The danger is that the rise in fuel prices could tamp off the nascent American recovery, cautioned Lundberg. “Higher prices today are certainly capable of (bringing) bad news in the economy,” she said.
Chris Lafakis, the energy and financial markets economist at Moody’s Analytics, warned CNBC, this morning that the impact on consumers’ pocketbooks will be significant: an added $46.3 billion in gasoline costs over the next year if the current price of petroleum holds.
The pain will be felt at more places than just the pump. Moody’s predicts that those who use oil for home heating will watch their bills rise a collective $18.4 billion. And airlines, like Delta, are already bumping up prices by $10 or more per flight to cover their additional fuel costs.
Yet Lafakis said he is not as worried as such forecasts might suggest. He sees the ongoing run-up in petroleum prices as “unsustainable (at) this magnitude.”
For one thing, analysts note that Saudi Arabia has more than enough capacity to make up for the Libyan shortfall. But even that nation, a staunch ally of the U.S., is experiencing some political turmoil. And unrest traditionally translates into petroleum price spikes. How much longer the current run-up continues – and how high prices will go – remains to be seen.
Fascinating times we are living in.
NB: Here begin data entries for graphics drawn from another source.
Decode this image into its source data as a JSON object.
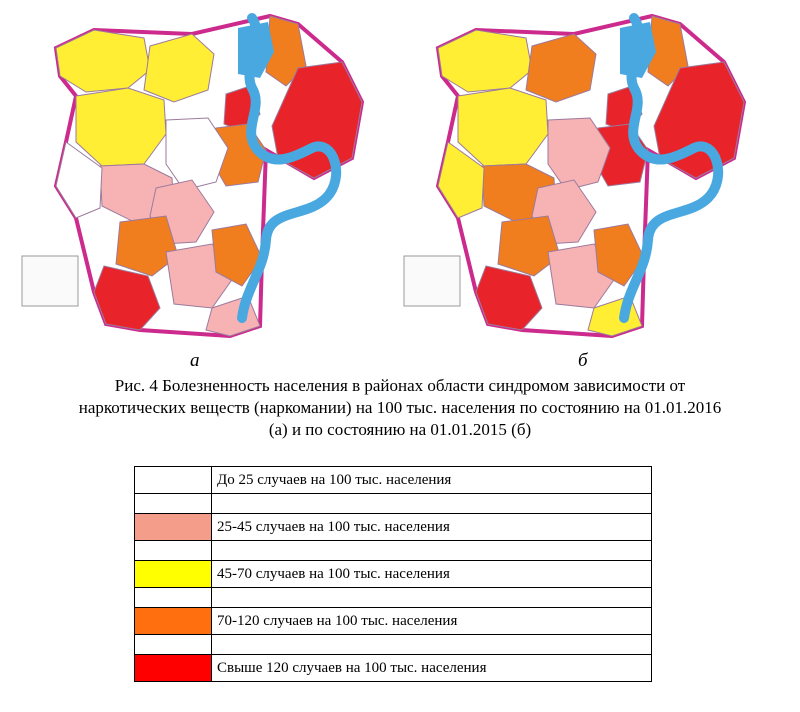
{
  "figure": {
    "map_letters": [
      "а",
      "б"
    ],
    "caption_lines": [
      "Рис. 4 Болезненность населения в районах  области синдромом зависимости от",
      "наркотических веществ (наркомании)  на 100 тыс. населения по состоянию на 01.01.2016",
      "(а) и по состоянию на 01.01.2015 (б)"
    ]
  },
  "colors": {
    "none": "#ffffff",
    "pink": "#f7b3b4",
    "yellow": "#ffee33",
    "orange": "#f07d1e",
    "red": "#e8242a",
    "water": "#4aa8e0",
    "border": "#cc2a8c"
  },
  "legend": [
    {
      "label": "До 25 случаев на 100 тыс. населения",
      "color": "#ffffff"
    },
    {
      "label": "25-45  случаев на 100 тыс. населения",
      "color": "#f49d8b"
    },
    {
      "label": "45-70 случаев на 100 тыс. населения",
      "color": "#ffff00"
    },
    {
      "label": "70-120 случаев на 100 тыс. населения",
      "color": "#ff6f0f"
    },
    {
      "label": "Свыше 120 случаев на 100 тыс. населения",
      "color": "#ff0000"
    }
  ],
  "maps": [
    {
      "id": "a",
      "regions": [
        "yellow",
        "yellow",
        "yellow",
        "orange",
        "red",
        "red",
        "orange",
        "none",
        "pink",
        "pink",
        "orange",
        "pink",
        "red",
        "orange",
        "pink",
        "none"
      ]
    },
    {
      "id": "b",
      "regions": [
        "yellow",
        "orange",
        "yellow",
        "orange",
        "red",
        "red",
        "red",
        "pink",
        "orange",
        "pink",
        "orange",
        "pink",
        "red",
        "orange",
        "yellow",
        "yellow"
      ]
    }
  ]
}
The difference this time around is that the auto industry is better prepared to deal with high gas prices.
40 mpg is the new black.
Dan Bedore
Hyundai Motor America
Funny, isn’t it, Dan, that so many new products are getting to 40 — and without full hybridization.
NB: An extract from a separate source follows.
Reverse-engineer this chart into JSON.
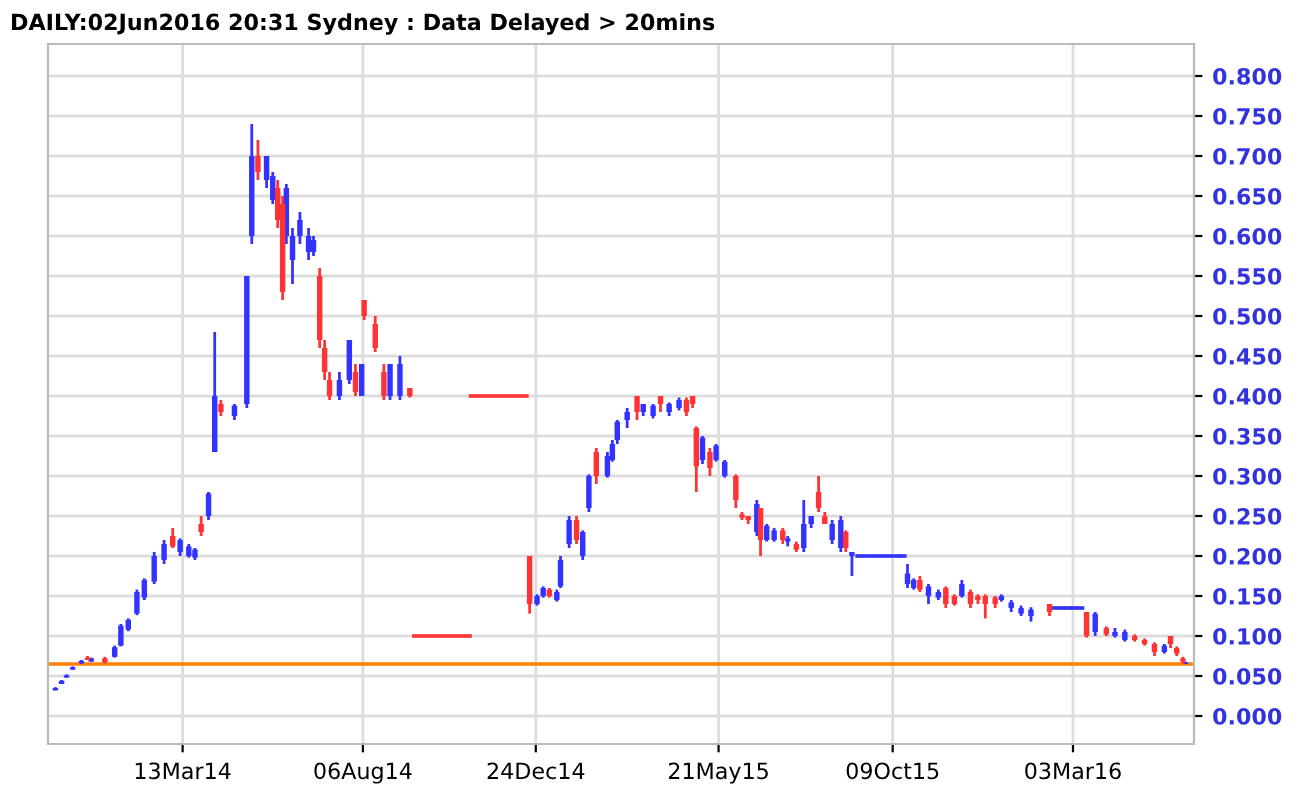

I recall a comment, made some years back by Dave Cole, of the Center for Automotive Research. He emphasized that technologies often go through their most significant improvements at the point when they are being challenged by new paradigms — ie electric or hydrogen propulsion. That is so much the case with the internal combustion engine: stop/start, DI, turbocharging, Twin Air, and ancillary improvements like 8-speed gearboxes, all are yielding efficiencies we might have been unwilling to believe a decade ago. But can we push much further? Can we see your 40 mpg out of a midsize, rather than compact, model without hybridization? That car, if it was more than a stone pony, would be the real breakthrough winner.
Paul A. Eisenstein
Publisher, TheDetroitBureau.com
Yep, time to buy a Chevy Volt. The money you’ll save in gas will help pay for thye car.
I wish some agency, network or news organization would quit publishing information on the “likely” further gasoline price increases which are put out mainly by people who have an interest in obtaining those higher prices. They do it to facilitate a “softening” of public which begins to accept them as inevitable, without outcry or serious objection.
Should someone be asking “why,really why?” given the reserves,etc.
Lee Miskowski
Hi, Lee,
I must admit I’m reluctant to give up publishing such stories but I do find it interesting that this time ’round there has been virtually no real public outcry as gas nudges back up to $4.
Paul A. Eisenstein
Publisher, TheDetroitBureau.com
It’s amusing to me to drive a mid-size 40 mpg non-hybrid now with 192,000 miles on it. My 2005 Mercedes E320CDI is running strong, has the midrange power of a V8 and can get over 40 mpg on the highway. Really, the cars that say they get 40 mpg are just for highway on the EPA cycle which is optimistic for gasoline powered cars, pessimistic for diesels. Diesels have low and mid-range torque which is much more of what is used in every day driving in the US than peaky horsepower, although as is said here, technology has come a long way and is continuing to improve.
Hi, Peter,
I’m also a diesel fan and constantly amazed how far the technology has come in recent years. It’s too bad more makers aren’t willing to give a push to the technology. As you suggest, for many Americans, the torquey nature of the diesel – especially modern turbodiesels — is perfect for what they expect and need.